Pejuang Yang Tak Diperjuangkan

Pejuang Yang Tak Diperjuangkan
Pejuang Yang Tak Diperjuangkan
Pahransyah kala itu bernaung di bawah Barisan Pemberontak Republik Indonesia. Ia dan pemuda lainnya, bermarkas di Kelurahan Gunung Lingai. Berpapasan dengan Belanda saja, Pahransyah harus berlari mengamankan diri ke hutan. Makan pun seadanya. “Keadaannya memang berbeda dengan Jogjakarta yang waktu itu ibu kota negara,” ucap pria kelahiran 3 Januari 1927.

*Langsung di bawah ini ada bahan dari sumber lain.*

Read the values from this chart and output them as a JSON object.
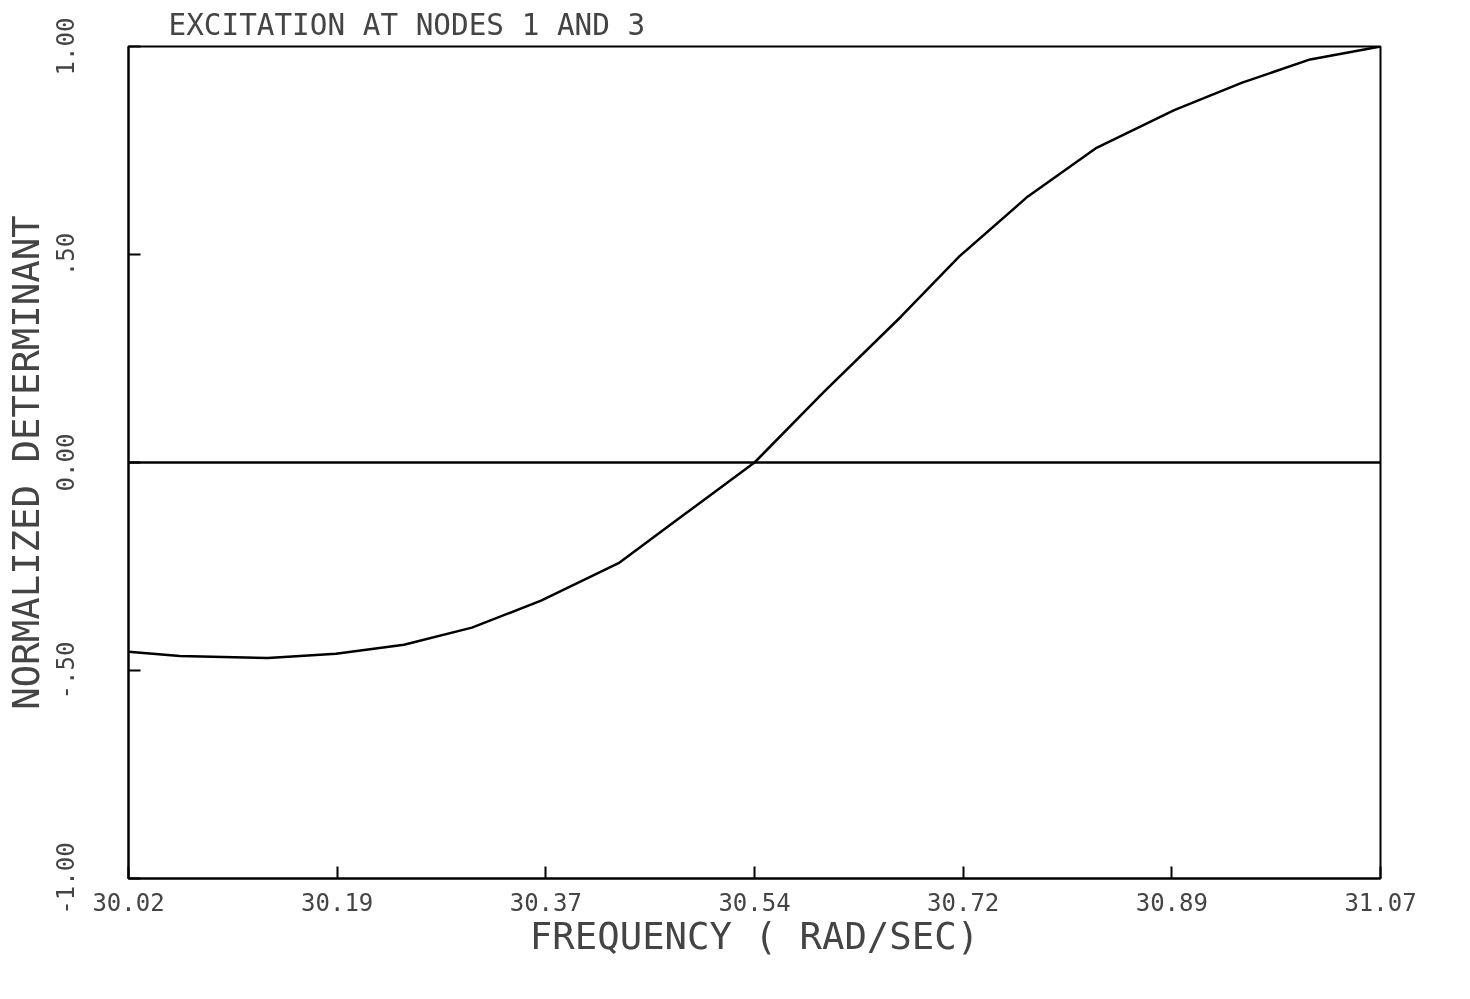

Samarinda, kata dia, memulai perlawanan pada penjajah sejak kedatangan sosok pemuda asal Manado, Sulawesi Utara bersama beberapa rekannya yang memiliki persenjataan lengkap. Sejak itu, pertempuran dengan Belanda mencuat. Ini ditandai dengan berdirinya empat tugu yang menandakan peristiwa perjuangan pemuda Kota Tepian meruntuhkan dominasi Belanda. Empat tugu ini berdiri di daerah Teluk Lerong, Damanhuri, Jalan Suryanata, dan jalan poros menuju Anggana.

“Jadi, Samarinda bukan tak pernah bertempur. Pernah ada sampai delapan orang meninggal,” ujarnya.

Kabarnya, pejuang-pejuang ini turut bertempur dalam peristiwa Merah Putih di Sanga-Sanga pada 1947. Bersama laskarnya, Pahransyah yang asli kelahiran Samarinda beberapa kali mendapat pelatihan senjata. Dari situ, oleh satuannya, ia dikirim ke Jogjakarta. Ibu kota negara kala itu tengah genting, lantaran Belanda kembali melakukan agresi militer atau yang dikenal dengan sebutan Operasi Gagak. Ke sana, ia harus melewati jalan liku menuju Banjarmasin, kemudian Jakarta, sebelum tiba di Jogjakarta. Itupun, ia harus menyamar lantaran menumpangi kapal milik Belanda.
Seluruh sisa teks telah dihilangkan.